Stability with utilities
Utilities is one of the classic defensive sectors that is known to perform well during recessions. When people reign in spending on housing, big-ticket items, vacations, and dining, they are less likely to turn off the electricity, water, or heating in their homes. As a result, utility providers have relatively stable businesses that tend to have slow growth and limited disruptions across economic cycles.
Eversource Energy (NYSE:ES) provides natural gas, electricity, and water utility services to 4.3 million customers in Connecticut, Massachusetts, and New Hampshire. The stock’s forward P/E ratio of 21.9 and enterprise value-to-EBITDA of 14.1 are low enough in the current market to provide a relative cushion if valuations were to drop in a market crash. Eversource also pays a 2% dividend yield to provide returns while you ride out a downturn. Risk-averse investors will also like the fact that Eversource carries relatively low debt among utilities, with debt-to-equity ratio of only 1.17 and a 3.88 interest coverage ratio.
During tough times, consumers still purchase groceries, household items, and home-care goods. Companies that own popular consumer staples brands are often less volatile during recessions and market crashes. They’ll never be great sources of growth, but they’re stable.
Procter & Gamble (NYSE:PG) offers consumer packaged goods in the home care, cleaning, beauty, grooming, and personal care categories. The company’s portfolio includes numerous well-known brands, including Bounty, Crest, Dawn, Downy, Febreeze, Gain, Gillette, Head & Shoulders, Oral-B, Olay, Pampers, Pantene, Tide, and Vicks. A broad portfolio of basic goods sold in 70 countries is going to hold up well in any recession, so Procter & Gamble’s fundamentals will remain steady.
This isn’t the type of stock that will ever attract soaring valuation multiples, so there’s less room to fall when the market crashes. P&G trades at a modest forward P/E ratio of 22.9 and EV/EBITDA of 16.2, so the share prices are anchored by the company’s profits. The stock also pays a healthy 2.5% dividend yield at a sustainable 59% payout ratio. That’s a decent return for when the market tanks.

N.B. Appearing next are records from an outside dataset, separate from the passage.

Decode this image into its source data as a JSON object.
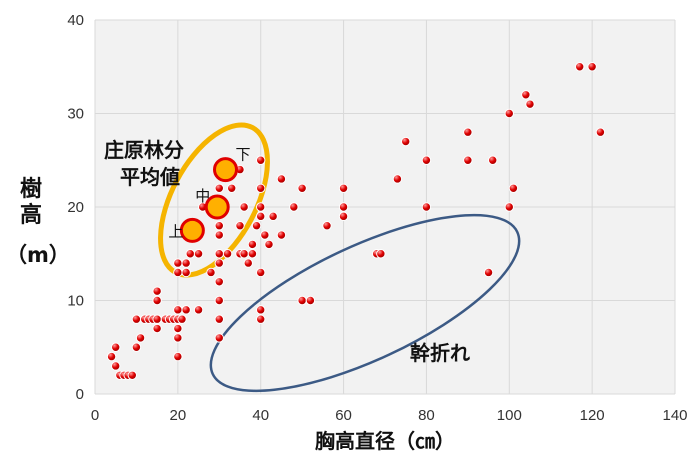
{
  "chart_data": {
    "type": "scatter",
    "xlabel": "胸高直径（㎝）",
    "ylabel_chars": [
      "樹",
      "高"
    ],
    "ylabel_unit": "（m）",
    "xlim": [
      0,
      140
    ],
    "ylim": [
      0,
      40
    ],
    "xticks": [
      0,
      20,
      40,
      60,
      80,
      100,
      120,
      140
    ],
    "yticks": [
      0,
      10,
      20,
      30,
      40
    ],
    "grid": true,
    "colors": {
      "point": "#e00000",
      "mean_fill": "#ffb000",
      "mean_stroke": "#e00000",
      "ellipse_mean": "#f5b400",
      "ellipse_broken": "#3c5a85",
      "grid": "#d9d9d9",
      "plot_bg": "#f2f2f2"
    },
    "points": [
      [
        4,
        4
      ],
      [
        5,
        3
      ],
      [
        5,
        5
      ],
      [
        6,
        2
      ],
      [
        7,
        2
      ],
      [
        8,
        2
      ],
      [
        9,
        2
      ],
      [
        10,
        5
      ],
      [
        10,
        8
      ],
      [
        11,
        6
      ],
      [
        12,
        8
      ],
      [
        13,
        8
      ],
      [
        14,
        8
      ],
      [
        15,
        7
      ],
      [
        15,
        8
      ],
      [
        15,
        10
      ],
      [
        15,
        11
      ],
      [
        17,
        8
      ],
      [
        18,
        8
      ],
      [
        19,
        8
      ],
      [
        20,
        4
      ],
      [
        20,
        6
      ],
      [
        20,
        7
      ],
      [
        20,
        8
      ],
      [
        20,
        9
      ],
      [
        20,
        13
      ],
      [
        20,
        14
      ],
      [
        21,
        8
      ],
      [
        22,
        9
      ],
      [
        22,
        13
      ],
      [
        22,
        14
      ],
      [
        23,
        15
      ],
      [
        25,
        9
      ],
      [
        25,
        15
      ],
      [
        26,
        20
      ],
      [
        28,
        13
      ],
      [
        30,
        6
      ],
      [
        30,
        8
      ],
      [
        30,
        10
      ],
      [
        30,
        12
      ],
      [
        30,
        14
      ],
      [
        30,
        15
      ],
      [
        30,
        17
      ],
      [
        30,
        18
      ],
      [
        30,
        20
      ],
      [
        30,
        22
      ],
      [
        32,
        15
      ],
      [
        33,
        22
      ],
      [
        35,
        15
      ],
      [
        35,
        18
      ],
      [
        35,
        24
      ],
      [
        36,
        15
      ],
      [
        36,
        20
      ],
      [
        37,
        14
      ],
      [
        38,
        15
      ],
      [
        38,
        16
      ],
      [
        39,
        18
      ],
      [
        40,
        8
      ],
      [
        40,
        9
      ],
      [
        40,
        13
      ],
      [
        40,
        19
      ],
      [
        40,
        20
      ],
      [
        40,
        22
      ],
      [
        40,
        25
      ],
      [
        41,
        17
      ],
      [
        42,
        16
      ],
      [
        43,
        19
      ],
      [
        45,
        17
      ],
      [
        45,
        23
      ],
      [
        48,
        20
      ],
      [
        50,
        10
      ],
      [
        50,
        22
      ],
      [
        52,
        10
      ],
      [
        56,
        18
      ],
      [
        60,
        19
      ],
      [
        60,
        20
      ],
      [
        60,
        22
      ],
      [
        68,
        15
      ],
      [
        69,
        15
      ],
      [
        73,
        23
      ],
      [
        75,
        27
      ],
      [
        80,
        20
      ],
      [
        80,
        25
      ],
      [
        90,
        25
      ],
      [
        90,
        28
      ],
      [
        95,
        13
      ],
      [
        96,
        25
      ],
      [
        100,
        20
      ],
      [
        100,
        30
      ],
      [
        101,
        22
      ],
      [
        104,
        32
      ],
      [
        105,
        31
      ],
      [
        117,
        35
      ],
      [
        120,
        35
      ],
      [
        122,
        28
      ]
    ],
    "mean_points": [
      {
        "label": "上",
        "x": 23.5,
        "y": 17.5
      },
      {
        "label": "中",
        "x": 29.5,
        "y": 20
      },
      {
        "label": "下",
        "x": 31.5,
        "y": 24
      }
    ],
    "annotations": {
      "mean_group_line1": "庄原林分",
      "mean_group_line2": "平均値",
      "broken": "幹折れ"
    }
  }
}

Discount stores experience more demand during recessions
Consumers become more discerning during income insecurity. Total retail spending usually decreases during recessions, and budget-conscious households start bargain shopping. Retailers that can provide basic goods at attractive value actually experience increasing demand as people substitute away from more expensive items.

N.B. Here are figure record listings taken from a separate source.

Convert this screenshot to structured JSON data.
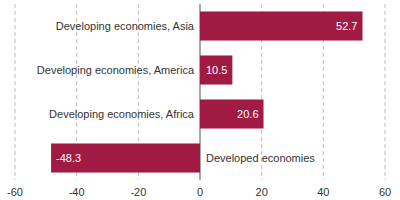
{
  "chart_data": {
    "type": "bar",
    "orientation": "horizontal",
    "categories": [
      "Developing economies, Asia",
      "Developing economies, America",
      "Developing economies, Africa",
      "Developed economies"
    ],
    "values": [
      52.7,
      10.5,
      20.6,
      -48.3
    ],
    "color": "#a01a44",
    "xlim": [
      -60,
      60
    ],
    "xticks": [
      -60,
      -40,
      -20,
      0,
      20,
      40,
      60
    ],
    "grid": true,
    "data_labels": true
  }
}
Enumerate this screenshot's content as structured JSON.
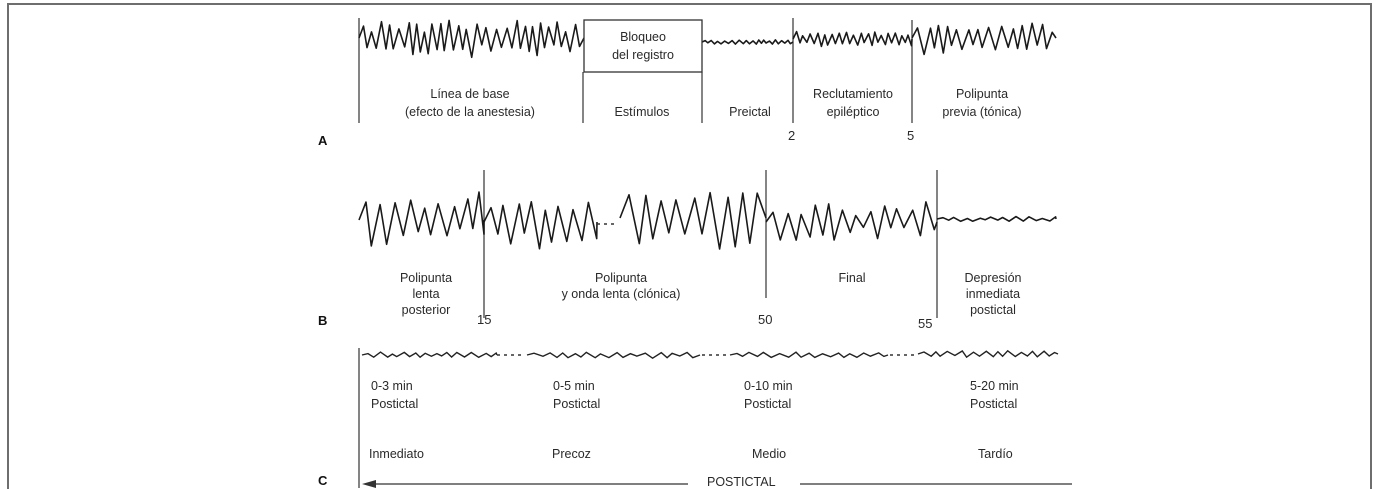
{
  "panels": {
    "a": {
      "letter": "A",
      "box_label": [
        "Bloqueo",
        "del registro"
      ],
      "segments": [
        [
          "Línea de base",
          "(efecto de la anestesia)"
        ],
        [
          "Estímulos"
        ],
        [
          "Preictal"
        ],
        [
          "Reclutamiento",
          "epiléptico"
        ],
        [
          "Polipunta",
          "previa (tónica)"
        ]
      ],
      "ticks": [
        "2",
        "5"
      ]
    },
    "b": {
      "letter": "B",
      "segments": [
        [
          "Polipunta",
          "lenta",
          "posterior"
        ],
        [
          "Polipunta",
          "y onda lenta (clónica)"
        ],
        [
          "Final"
        ],
        [
          "Depresión",
          "inmediata",
          "postictal"
        ]
      ],
      "ticks": [
        "15",
        "50",
        "55"
      ]
    },
    "c": {
      "letter": "C",
      "durations": [
        [
          "0-3 min",
          "Postictal"
        ],
        [
          "0-5 min",
          "Postictal"
        ],
        [
          "0-10 min",
          "Postictal"
        ],
        [
          "5-20 min",
          "Postictal"
        ]
      ],
      "phases": [
        "Inmediato",
        "Precoz",
        "Medio",
        "Tardío"
      ],
      "arrow_label": "POSTICTAL"
    }
  }
}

Dollar Tree (NASDAQ:DLTR) operates more than 15,000 dollar stores in 48 U.S. states and Canada. While the S&P 500 was falling more than 40% from 2007 into early 2009, Dollar Tree shares were actually roughly where they started. General merchandise of basic goods at the lowest price point brings obvious value to consumers. If the next market crash is caused by weak economic conditions in the U.S., then Dollar Tree’s financial performance is likely to remain steady.
Dollar Tree shares trade at a 17.2 forward P/E ratio and EV/EBITDA of 16. Investors looking to limit risk in their equity portfolios are likely to increase holdings in this stock, which should limit losses during the next market crash.